On Tue, Dec 13, 2016 at 10:37:31AM -0800, David Fifield wrote:
This is a bit of a followup to my earlier post on obfs4 bridges with formulaic nicknames: https://lists.torproject.org/pipermail/tor-project/2016-November/000809.html
Those bridges are still there, but today I noticed a new weirdness: 756 bridges all having the nickname "ki". 756 is 21.8% of the total number, 3464. At the moment, "ki" far outnumbers every other nickname, apart from "Unnamed":
Upcoming research paper mentions the "ki" bridges, but still doesn't determine their purpose: https://software.imdea.org/~juanca/papers/torbridges_ndss17.pdf
Section V-A The yellow middle bar represents a cluster of 3 bridges run by the same organization, that we call by their nickname, Ki, which change fingerprint up to once an hour (but keep their IP addresses stable, see Section VI). The Ki cluster produced a few dozen fingerprints in July 2012, jumped to a few hundreds in December 2012 and to a few thousands in February 2014. In March 2016, those 3 bridges are responsible for 32% of all fingerprints, corresponding to 7% of the active fingerprints and 68% of the inactive fingerprints, as most of their fingerprints do not live long enough to obtain the Running flag. After discounting those extraneous fingerprints, the number of active fingerprints in April 2016 is slightly over 5K.

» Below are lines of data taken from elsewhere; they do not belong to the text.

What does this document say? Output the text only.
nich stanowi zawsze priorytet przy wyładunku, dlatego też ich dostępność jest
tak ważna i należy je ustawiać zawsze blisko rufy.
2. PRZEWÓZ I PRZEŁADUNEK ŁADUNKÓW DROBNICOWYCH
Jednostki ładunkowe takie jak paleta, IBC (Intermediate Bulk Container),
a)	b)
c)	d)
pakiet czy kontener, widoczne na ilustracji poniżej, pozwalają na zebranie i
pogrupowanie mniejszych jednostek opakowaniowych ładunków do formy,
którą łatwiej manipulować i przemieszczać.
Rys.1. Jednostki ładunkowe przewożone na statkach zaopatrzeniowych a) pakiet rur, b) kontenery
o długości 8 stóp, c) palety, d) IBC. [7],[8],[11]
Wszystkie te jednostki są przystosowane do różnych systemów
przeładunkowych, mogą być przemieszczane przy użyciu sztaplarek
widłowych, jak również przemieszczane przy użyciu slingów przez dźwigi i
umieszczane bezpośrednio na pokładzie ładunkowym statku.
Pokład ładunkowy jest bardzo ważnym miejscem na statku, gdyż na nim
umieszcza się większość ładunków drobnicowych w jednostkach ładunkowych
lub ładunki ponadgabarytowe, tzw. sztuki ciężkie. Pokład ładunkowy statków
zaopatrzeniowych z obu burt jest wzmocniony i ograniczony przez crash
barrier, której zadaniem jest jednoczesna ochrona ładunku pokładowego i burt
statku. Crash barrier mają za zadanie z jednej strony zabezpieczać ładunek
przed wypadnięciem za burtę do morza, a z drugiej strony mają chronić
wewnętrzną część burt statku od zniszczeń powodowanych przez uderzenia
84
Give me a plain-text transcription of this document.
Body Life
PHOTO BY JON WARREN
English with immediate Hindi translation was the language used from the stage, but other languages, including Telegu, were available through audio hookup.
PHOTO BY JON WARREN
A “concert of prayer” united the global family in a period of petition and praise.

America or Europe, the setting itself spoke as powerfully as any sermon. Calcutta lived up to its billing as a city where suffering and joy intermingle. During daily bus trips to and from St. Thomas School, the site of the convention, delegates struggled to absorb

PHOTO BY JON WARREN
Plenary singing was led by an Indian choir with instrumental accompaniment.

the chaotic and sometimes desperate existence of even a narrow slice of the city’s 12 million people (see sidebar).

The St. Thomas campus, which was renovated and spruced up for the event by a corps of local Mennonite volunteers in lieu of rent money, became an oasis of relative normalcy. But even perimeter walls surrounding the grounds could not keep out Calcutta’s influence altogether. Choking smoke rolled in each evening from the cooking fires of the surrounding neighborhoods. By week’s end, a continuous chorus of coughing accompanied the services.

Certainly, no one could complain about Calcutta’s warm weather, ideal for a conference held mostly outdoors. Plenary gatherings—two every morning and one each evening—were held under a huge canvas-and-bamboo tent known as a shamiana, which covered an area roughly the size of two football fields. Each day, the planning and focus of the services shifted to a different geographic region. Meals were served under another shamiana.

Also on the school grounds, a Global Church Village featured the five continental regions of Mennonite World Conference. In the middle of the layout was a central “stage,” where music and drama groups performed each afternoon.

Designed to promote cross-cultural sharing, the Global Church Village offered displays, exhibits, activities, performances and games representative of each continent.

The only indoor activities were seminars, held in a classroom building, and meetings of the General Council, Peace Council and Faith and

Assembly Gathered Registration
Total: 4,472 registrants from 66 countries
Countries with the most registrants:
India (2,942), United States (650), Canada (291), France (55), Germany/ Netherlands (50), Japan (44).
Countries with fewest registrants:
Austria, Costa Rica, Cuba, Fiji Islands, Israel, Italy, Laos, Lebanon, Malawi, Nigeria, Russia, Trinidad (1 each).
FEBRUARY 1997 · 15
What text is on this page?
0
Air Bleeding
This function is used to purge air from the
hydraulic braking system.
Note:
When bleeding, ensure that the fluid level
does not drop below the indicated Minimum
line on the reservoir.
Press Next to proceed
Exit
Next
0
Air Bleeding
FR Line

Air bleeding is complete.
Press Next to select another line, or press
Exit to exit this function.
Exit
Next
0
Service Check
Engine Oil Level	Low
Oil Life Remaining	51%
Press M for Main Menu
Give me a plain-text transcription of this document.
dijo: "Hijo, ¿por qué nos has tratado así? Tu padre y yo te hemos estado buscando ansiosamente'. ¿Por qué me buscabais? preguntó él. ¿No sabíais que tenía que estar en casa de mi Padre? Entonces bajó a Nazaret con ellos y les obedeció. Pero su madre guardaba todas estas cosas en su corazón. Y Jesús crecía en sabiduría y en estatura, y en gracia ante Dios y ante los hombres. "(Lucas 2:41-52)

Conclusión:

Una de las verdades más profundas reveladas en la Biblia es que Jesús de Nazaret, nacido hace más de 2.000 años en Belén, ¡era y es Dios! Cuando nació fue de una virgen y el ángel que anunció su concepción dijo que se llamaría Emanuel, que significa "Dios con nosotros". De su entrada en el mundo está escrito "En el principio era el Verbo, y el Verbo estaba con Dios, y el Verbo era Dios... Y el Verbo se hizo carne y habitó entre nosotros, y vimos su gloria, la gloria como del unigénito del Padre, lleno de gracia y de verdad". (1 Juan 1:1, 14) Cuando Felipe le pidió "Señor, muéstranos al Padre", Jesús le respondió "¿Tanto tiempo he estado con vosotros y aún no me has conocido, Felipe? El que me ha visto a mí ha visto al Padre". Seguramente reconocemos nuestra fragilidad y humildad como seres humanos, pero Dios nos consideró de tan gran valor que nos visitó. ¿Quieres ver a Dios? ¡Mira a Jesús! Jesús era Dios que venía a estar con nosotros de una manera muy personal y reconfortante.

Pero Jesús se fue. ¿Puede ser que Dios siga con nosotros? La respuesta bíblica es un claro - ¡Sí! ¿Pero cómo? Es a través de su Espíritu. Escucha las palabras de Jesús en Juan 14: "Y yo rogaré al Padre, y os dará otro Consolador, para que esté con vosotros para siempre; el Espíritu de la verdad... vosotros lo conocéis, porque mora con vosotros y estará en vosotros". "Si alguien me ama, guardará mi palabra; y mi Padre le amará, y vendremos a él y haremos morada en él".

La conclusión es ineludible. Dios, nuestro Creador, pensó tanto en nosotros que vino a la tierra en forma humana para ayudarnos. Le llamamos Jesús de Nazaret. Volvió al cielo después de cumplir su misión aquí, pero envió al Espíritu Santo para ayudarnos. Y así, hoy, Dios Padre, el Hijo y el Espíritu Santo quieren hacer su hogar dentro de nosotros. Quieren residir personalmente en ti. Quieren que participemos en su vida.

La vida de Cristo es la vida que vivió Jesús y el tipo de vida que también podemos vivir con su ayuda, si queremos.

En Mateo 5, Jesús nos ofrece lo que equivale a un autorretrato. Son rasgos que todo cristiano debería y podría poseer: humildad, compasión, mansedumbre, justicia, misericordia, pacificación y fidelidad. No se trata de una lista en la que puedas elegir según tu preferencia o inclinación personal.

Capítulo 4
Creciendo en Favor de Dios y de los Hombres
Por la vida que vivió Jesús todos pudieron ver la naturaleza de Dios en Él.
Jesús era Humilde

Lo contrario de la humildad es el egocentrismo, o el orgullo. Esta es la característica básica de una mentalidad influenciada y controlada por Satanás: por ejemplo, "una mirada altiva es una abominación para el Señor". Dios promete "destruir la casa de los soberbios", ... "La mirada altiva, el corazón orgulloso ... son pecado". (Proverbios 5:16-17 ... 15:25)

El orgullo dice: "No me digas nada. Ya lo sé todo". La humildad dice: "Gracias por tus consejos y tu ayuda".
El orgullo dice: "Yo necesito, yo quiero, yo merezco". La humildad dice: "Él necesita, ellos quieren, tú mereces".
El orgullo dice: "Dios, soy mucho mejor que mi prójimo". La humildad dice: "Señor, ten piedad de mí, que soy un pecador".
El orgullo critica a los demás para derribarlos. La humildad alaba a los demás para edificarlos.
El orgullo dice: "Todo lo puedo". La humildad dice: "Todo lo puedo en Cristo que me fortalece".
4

Section V-D Port 444 is a special case since in principle is associated to the Simple Network Paging Protocol (SNPP), a not so popular protocol. However, according to CollecTor data, roughly 3K active fingerprints are using it on April 2016. The reason for this is that this OR port is used by the Ki bridges that change fingerprint often, as introduced in Section V-A. Those Ki bridges artificially inflate the usage of this OR port, a behavior that does not manifest on other OR ports.
Section VI-A Overall, 94.1% of the bridge IP addresses did not change fingerprint, 5.5% changed fingerprint once, and 0.4% changed fingerprint multiple times. The bridges with multiple fingerprint changes include the 3 Ki bridges, which present a different fingerprint every time we connect to them (on a closer look we find that they change fingerprint roughly every hour). Furthermore, we observe that over 70% of the IP addresses with fingerprint changes belong to 2 clusters of private bridges each using multiple nearby IP addresses. These IPs change fingerprint on the same dates, so it is possible that bridges in each cluster were reassigned IP addresses on those dates.